While a degree in engineering should have been his next step, Pozella’s dyslexia prevented him from taking that route. So he stayed in the world of cameras. He completed a photography degree, then earned a master’s in information experience and design at the Royal College of Art in London. There, among other things, he built an electromagnetic field detector. But he believes that his dyslexia and a degree of autism (which is currently being assessed) have helped him, especially with his camera repairs. “I have harnessed all of this,” he says. “With the way that my brain works, I can look at a camera and just feel what’s wrong.

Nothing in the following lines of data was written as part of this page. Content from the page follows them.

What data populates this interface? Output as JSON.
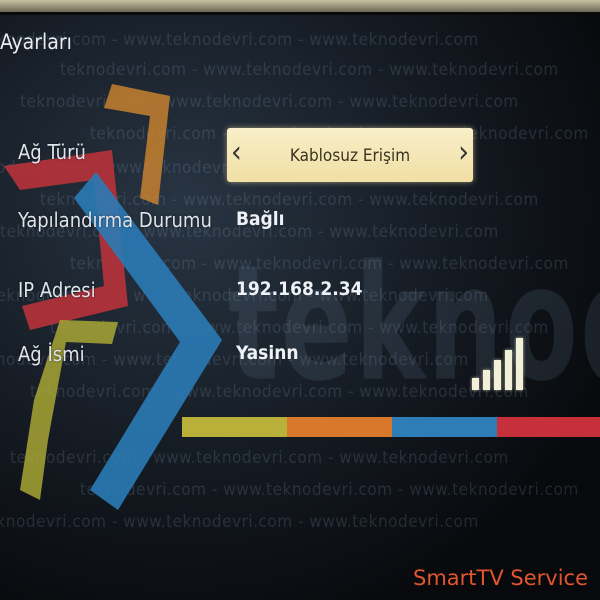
{
  "page_title": "Ayarları",
  "watermark": {
    "line_text": "teknodevri.com - www.teknodevri.com - www.teknodevri.com",
    "big_text": "teknodevri"
  },
  "rows": [
    {
      "label": "Ağ Türü",
      "value": "Kablosuz Erişim",
      "type": "selector"
    },
    {
      "label": "Yapılandırma Durumu",
      "value": "Bağlı"
    },
    {
      "label": "IP Adresi",
      "value": "192.168.2.34"
    },
    {
      "label": "Ağ İsmi",
      "value": "Yasinn"
    }
  ],
  "selector": {
    "left_arrow": "‹",
    "right_arrow": "›"
  },
  "signal": {
    "icon": "wifi-signal-bars-icon",
    "bars_filled": 5,
    "bars_total": 5
  },
  "color_strip": [
    "#b9b03a",
    "#d9772a",
    "#2f7db7",
    "#c6303a"
  ],
  "caption": "SmartTV Service"
}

I can also blow one up in my mind, see all the parts and see how to put it together again perfectly.”

After the UK’s coronavirus restrictions were lifted, Pozella and his partner moved to Birmingham and his camera-repair work flourished. “There was a revival of interest in film photography – in the tangible, the physical,” he says. “People realised that it’s good for your mental health.” He is a good photographer too and always has a camera with him. He likes “capturing the mundane”: people eating, his girlfriend sitting in the garden, the cat. As a new project, he has started a film lab.

Pozella could eventually fix nine out of 10 cameras. He invested in a 3D-printer and learnt how to manufacture hard-to-find parts. Though he still wanted to know more, he encountered a reluctance among the rapidly retiring old guard to share the secrets of their trade. “I get it, they don’t want some youngster bothering them, asking lots of questions,” he says. “And I can ask a lot of questions.” But he has recently found a mentor who is helping him to refine his craft. “He understands that, for me, this isn’t about making money or doing things fast. I will be learning for another 60 years.”

And then someone in the television industry saw his Instagram account, which features his work. Now this fastidious young man can be spotted on the successful bbc TV programme The Repair Shop. “It’s amazing,” he says with a disarmingly undented charm. “They really look after you when you’re filming. They feed you so well. You can eat as much as you like.” Even members of the old guard have sent him messages of support. Pozella, however, still likes to go to his bench, open the back of a troubled camera and set about putting things right.

While he waits to have his portrait taken, Pozella picks up a camera that’s ready to be sold and rehomed. He presses the shutter button and listens to it fire. “It’s such a beautiful sound,” he says with the voice of a man who has found his calling. pppcameras.co.uk

Monocle comment: There’s something transformative about seeing the world through a viewfinder, learning how to frame a scene and focus on what’s vital. So buy a camera, old or new. See things afresh.